The analysis included 24 trials reporting on 2226 participants of whom 239 developed TNS. Two studies are awaiting classification and one is ongoing. Included studies mostly had unclear to high risk of bias.
The NMA included 24 studies and eight different local anaesthetics; the number of pair-wise comparisons was 32 and the number of different pair-wise comparisons was 11. This analysis showed that, compared to lidocaine, the risk ratio (RR) of TNS was lower for bupivacaine, levobupivacaine, prilocaine, procaine, and ropivacaine with RRs in the range of 0.10 to 0.23 while 2-chloroprocaine and mepivacaine did not differ in terms of RR of TNS development compared to lidocaine.
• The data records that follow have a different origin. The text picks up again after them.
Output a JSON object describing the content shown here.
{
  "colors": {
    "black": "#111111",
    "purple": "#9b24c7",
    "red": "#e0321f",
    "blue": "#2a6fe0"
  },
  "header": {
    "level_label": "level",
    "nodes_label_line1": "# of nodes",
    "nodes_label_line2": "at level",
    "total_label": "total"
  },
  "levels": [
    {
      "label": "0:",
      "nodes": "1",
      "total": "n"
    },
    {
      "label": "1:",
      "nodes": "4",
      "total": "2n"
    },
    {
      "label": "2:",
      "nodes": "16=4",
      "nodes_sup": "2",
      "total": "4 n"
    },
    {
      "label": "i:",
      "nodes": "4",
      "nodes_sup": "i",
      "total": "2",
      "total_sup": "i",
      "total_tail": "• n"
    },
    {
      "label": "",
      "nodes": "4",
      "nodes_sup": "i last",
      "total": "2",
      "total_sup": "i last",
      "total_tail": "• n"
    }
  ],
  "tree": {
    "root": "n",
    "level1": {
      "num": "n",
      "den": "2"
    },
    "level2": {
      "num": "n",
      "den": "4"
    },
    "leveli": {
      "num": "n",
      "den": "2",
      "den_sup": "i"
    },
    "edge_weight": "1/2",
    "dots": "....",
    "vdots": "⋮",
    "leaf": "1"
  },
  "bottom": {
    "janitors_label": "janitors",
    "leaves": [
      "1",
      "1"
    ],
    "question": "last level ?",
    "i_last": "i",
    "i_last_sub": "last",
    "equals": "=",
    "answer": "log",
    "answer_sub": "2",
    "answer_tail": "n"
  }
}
Pair-wise meta-analysis showed that compared with lidocaine, most local anaesthetics were associated with a reduced risk of TNS development (except 2-chloroprocaine and mepivacaine) (bupivacaine: RR 0.16, 95% confidence interval (CI) 0.09 to 0.28; 12 studies; moderate-quality evidence; 2-chloroprocaine: RR 0.09, 95% CI 0.01 to 1.51; 2 studies; low-quality evidence; levobupivacaine: RR 0.13, 95% CI 0.02 to 0.69; 2 studies; low-quality evidence; mepivacaine: RR 1.01, 95% CI 0.18 to 5.82; 4 studies; very low-quality evidence; prilocaine: RR 0.18, 95% CI 0.07 to 0.49; 4 studies; moderate-quality evidence; procaine: RR 0.14, 95% CI 0.04 to 0.52; 2 studies; moderate-quality evidence; ropivacaine: RR 0.10, 95% CI 0.01 to 0.78; 2 studies; low-quality evidence).
We were unable to perform any of our planned subgroup analyses due to the low number of TNS events.